Furthermore, we are leaving out the biggest issue of using languages like Rust, C, C++, etc: how easy it is to fuck up and create inefficiencies, leaks and so forth. C would be unsafe even for God himself to program in, but no one is more dangerous than an enraged programmer who has to write less intuitive, low level code that he has to build over and over and over again. These benchmark comparisons between well-implemented algorithms don’t even reflect reality. Whose to say that a programmer with 3 years experience in rust is going to write more efficient code than someone with 20 years in python? What about the pressures of bringing products to market and never fixing shitty codebases because there is always other things to do? No one is going to redesign everything, or even a significant chunk of things, with Rust so Rust programs are going to have to interface with other codebases, meaning that Rust may not be addressing any bottleneck in many use cases when we expect it to.
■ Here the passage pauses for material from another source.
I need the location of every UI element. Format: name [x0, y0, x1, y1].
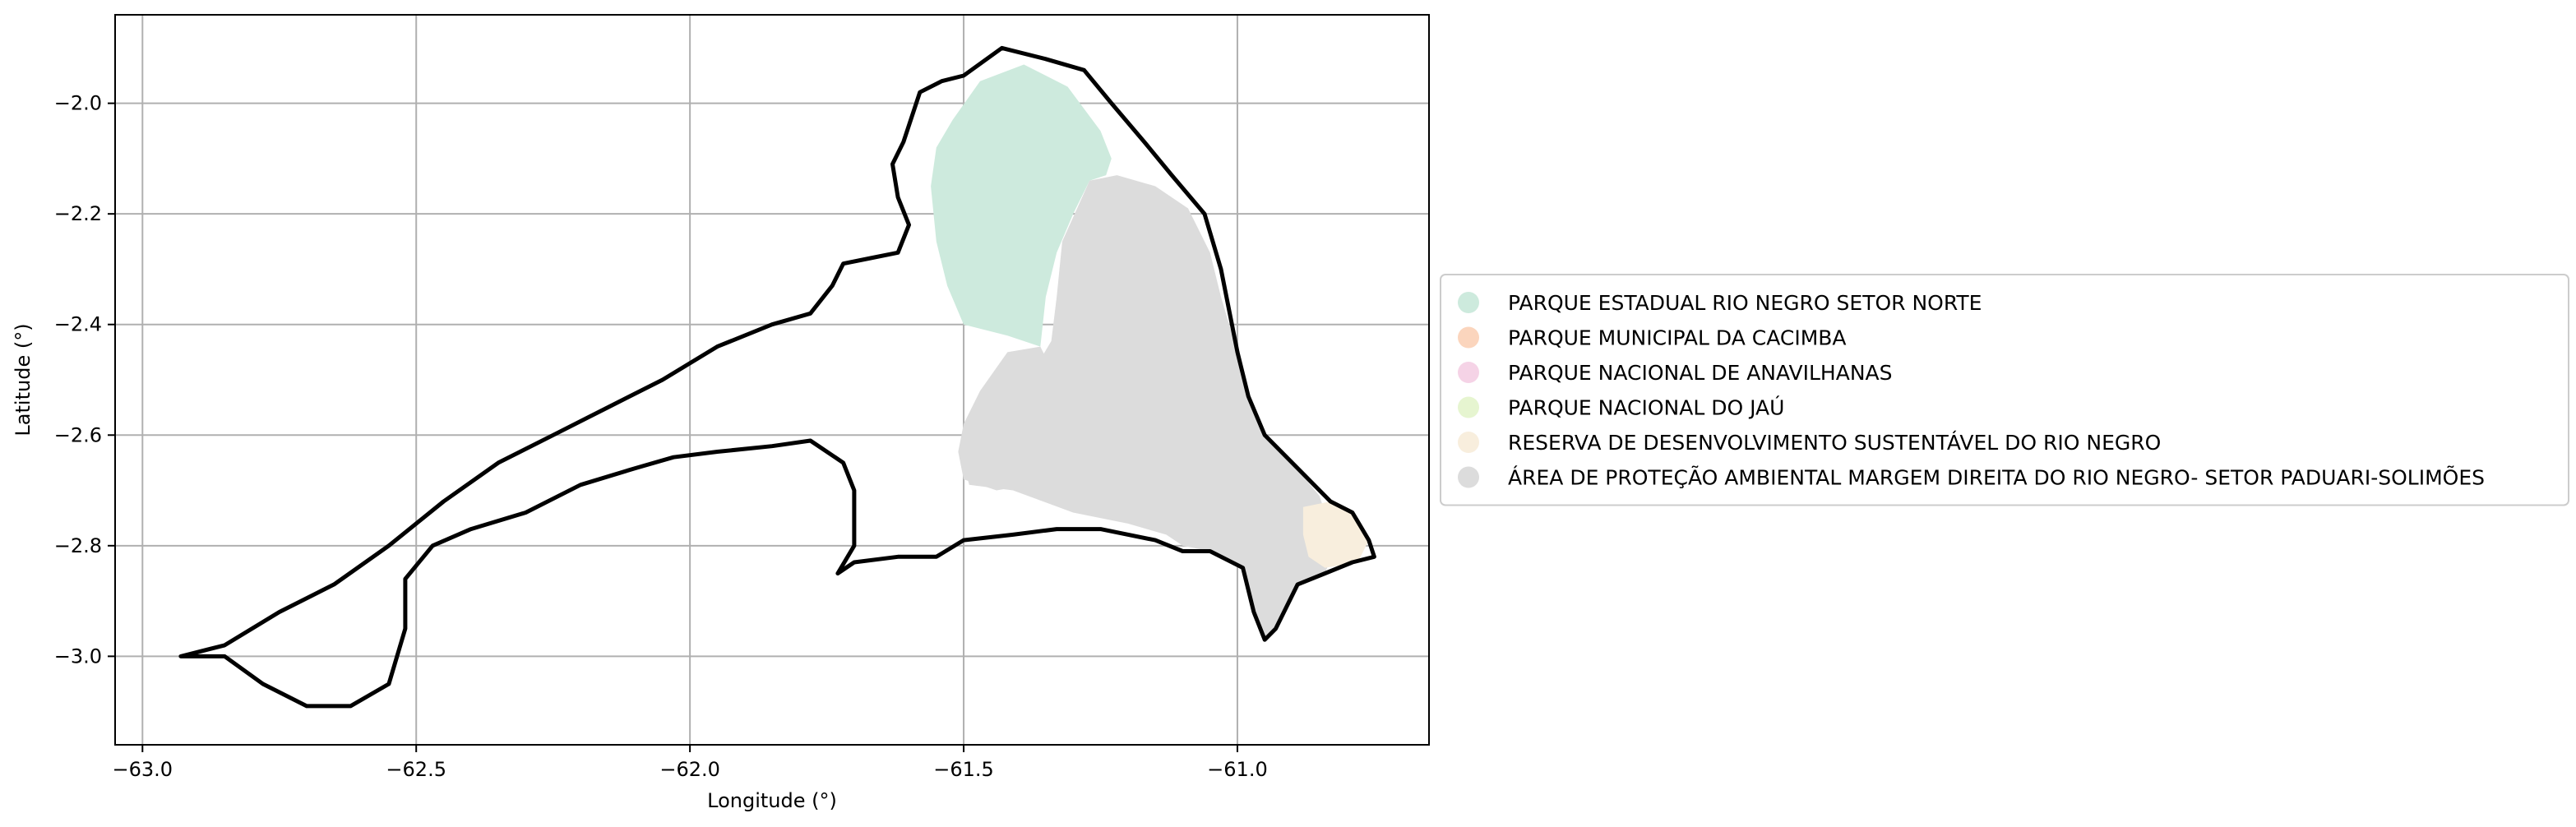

You know what Python has that most other languages don’t have? Really, really fast prototyping. Not having a compiler does increase debugging times (the compiler’s bitching does give you more hints), but I can try out ideas extremely fast in Python. That’s the core sell of interpreted languages. But no one talks about the energy that is saved by the soft factors. Instead, people talk about the hard factors like they are playing a trading card game with attack points and defense points. Yes, the hard factors like speed and power efficiency are important; however, the soft factors (ease of use, flexibility, size of standard library, development community, documentation, etc) are what matters most in creating a productive workflow and generating new ideas. We can only guess how much energy is saved in that case.